О, эти слова. Внутри меня больше не осталось места для них. Я подхожу вплотную к нему, встречаясь с его непроницаемым лицом.
– Флора – моя подруга. Это ничего не значит? Она просто хочет, чтобы все было как раньше. Я знаю, каково ей, даже если мы обе прошли не через одно и то же. – Мои руки разрезают прогорклый воздух между нами. – Так что я могла бы ее сдать, но не стала. Я решила дать ей шанс, какой дали мне.
Он почти отворачивается, затем указывает на меня пальцем.
– Ты никому не причиняла боль и не портила чужое имущество, как она. Ты не приносила вред своему городу.
– Я причиняла боль себе. По-твоему, это не то же самое?
Я разворачиваюсь и бегу прочь. Без оглядки. Ярость течет по моим венам и подгоняет мои шаги вниз по тропинке вдоль Серпентайн.

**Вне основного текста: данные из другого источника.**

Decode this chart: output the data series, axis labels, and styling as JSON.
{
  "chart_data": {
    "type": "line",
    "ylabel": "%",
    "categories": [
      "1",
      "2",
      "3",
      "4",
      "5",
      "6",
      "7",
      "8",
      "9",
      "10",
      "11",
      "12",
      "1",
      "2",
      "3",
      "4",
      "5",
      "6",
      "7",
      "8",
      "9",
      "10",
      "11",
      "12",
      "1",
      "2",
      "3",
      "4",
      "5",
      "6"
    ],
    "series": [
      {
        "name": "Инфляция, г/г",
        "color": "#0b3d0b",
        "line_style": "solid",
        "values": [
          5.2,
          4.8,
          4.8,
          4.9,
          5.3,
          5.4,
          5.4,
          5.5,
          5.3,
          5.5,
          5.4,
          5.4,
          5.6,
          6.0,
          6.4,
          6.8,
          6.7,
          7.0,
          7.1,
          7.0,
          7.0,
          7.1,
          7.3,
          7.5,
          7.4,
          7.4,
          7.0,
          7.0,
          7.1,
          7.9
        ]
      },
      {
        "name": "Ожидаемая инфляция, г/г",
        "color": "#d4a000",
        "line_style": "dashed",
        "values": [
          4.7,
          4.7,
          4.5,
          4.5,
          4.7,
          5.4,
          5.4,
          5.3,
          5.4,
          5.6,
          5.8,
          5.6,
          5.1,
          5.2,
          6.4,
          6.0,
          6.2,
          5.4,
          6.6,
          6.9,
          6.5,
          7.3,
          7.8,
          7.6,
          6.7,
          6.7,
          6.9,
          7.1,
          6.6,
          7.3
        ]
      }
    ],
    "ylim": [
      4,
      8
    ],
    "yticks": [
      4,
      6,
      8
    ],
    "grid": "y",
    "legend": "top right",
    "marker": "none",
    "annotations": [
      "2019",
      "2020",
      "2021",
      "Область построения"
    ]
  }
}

Несколько минут спустя я даже не понимаю, как далеко убежала. Кругом столько зелени, столько пространства, в котором можно затеряться. Но теперь я замедляюсь и останавливаюсь, затем сажусь на одну из многочисленных скамеек вдоль воды. С чего я взяла, что мой полулживый план будет лучше других, только потому что я искренне пыталась кому-то помочь? Сегодня передо мной не было лучшего выбора, не было двери, которая привела бы к выигрышу.
Помочь Флоре и сохранить ее секрет – значит, причинить боль Ориону своим обманом.
Рассказать Ориону, как, по его словам, мне и следовало поступить, – значит, причинить боль Флоре, и тогда она, возможно, найдет другую альтернативу краске на кирпичных стенах. Причинить достаточно боли, чтобы сделать ее более осторожной и, может, более разрушительной.
Но все уже сделано. Я не могу выпечь все заново или добавить сахара в кислятину, чтобы она всем понравилась. Мне нужно принять еще одну вещь, которую я не в силах изменить. Нужно двигаться дальше и вспомнить, зачем я здесь.
И я помню: школа, навыки, моя страсть. Даже если это не может быть моим будущим, я сделала этот выбор еще до того, как села в поезд до Лондона. Я пойду через город в Блумсбери, чтобы посетить «Ле Кордон Блю». Я достаю телефон. Я сама найду дорогу и, если понадобится, смогу вернуться в Винчестер.